Дима покосился на свой приборчик.
– Пока господам полицейским не хватило ума, слава Богу, связать номера твои и матери заложника, госпожи Логиновой то есть. Но это дело времени. Если что, будешь говорить, насчет работы с ней разговаривала. Версия, конечно, не ах. Но другой не успел продумать. И хорошо, что я с ней неофициальные отношения имел.
– Какие такие «неофициальные»?
– Договор не составлял как частный сыщик.
– Ты виделся с ней?
– Звонил. Тебе, наверно, тоже интересно знать, как так получилось, что Олег по отчеству Вадимович должен быть?
– Не особенно. – Катя поджала губы и принялась укачивать и так мирно сопящего сына.

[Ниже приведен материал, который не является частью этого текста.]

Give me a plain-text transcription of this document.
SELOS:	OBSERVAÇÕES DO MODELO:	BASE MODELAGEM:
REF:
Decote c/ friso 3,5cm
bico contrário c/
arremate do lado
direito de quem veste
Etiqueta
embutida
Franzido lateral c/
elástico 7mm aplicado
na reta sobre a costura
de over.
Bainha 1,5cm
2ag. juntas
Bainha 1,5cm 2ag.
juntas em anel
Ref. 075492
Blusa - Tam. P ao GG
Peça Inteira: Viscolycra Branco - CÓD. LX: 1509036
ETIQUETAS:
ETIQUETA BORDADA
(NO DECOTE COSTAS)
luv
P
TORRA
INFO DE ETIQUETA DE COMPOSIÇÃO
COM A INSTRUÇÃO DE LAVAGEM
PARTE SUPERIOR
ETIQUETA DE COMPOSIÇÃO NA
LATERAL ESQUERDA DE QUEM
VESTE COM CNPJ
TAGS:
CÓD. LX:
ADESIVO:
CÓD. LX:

– Оказывается, она после ареста Нестерова в 1994 году почувствовала себя в интересном положении. Тогда уже испугалась за будущее ребенка, как она сказала, но мне сдается, - Дима хмыкнул, - испугалась за свою девичью репутацию – один кавалер в бегах, второй – кавалер, не кавалер – в тюрьме. Она уехала в Пензу, быстро окрутила пожилого джентльмена по фамилии Логинов. Да, да, не улыбайся. Мужчина именно джентльменом оказался. Ясное дело, он все понимал, и взял в жены нашу анархистку и фамилию свою пацану дал.
– Не нашу, а вашу анархистку. – фыркнула Катя. – А как тогда Олег на год младше стал?
– Елена Валерьевна больше года на людях не показывалась, потом они с мужем уехали в какую-то деревню, подмазали паспортистку, та выдала свидетельство о рождении. Олегу в младенчестве одно день рождение в два года устроили.
– Не анархистка, а аферистка. – резюмировала Катя. Хотела добавить еще одно определение, но постеснялась. И чего, в самом деле, ревновала, повода никакого нет и не было.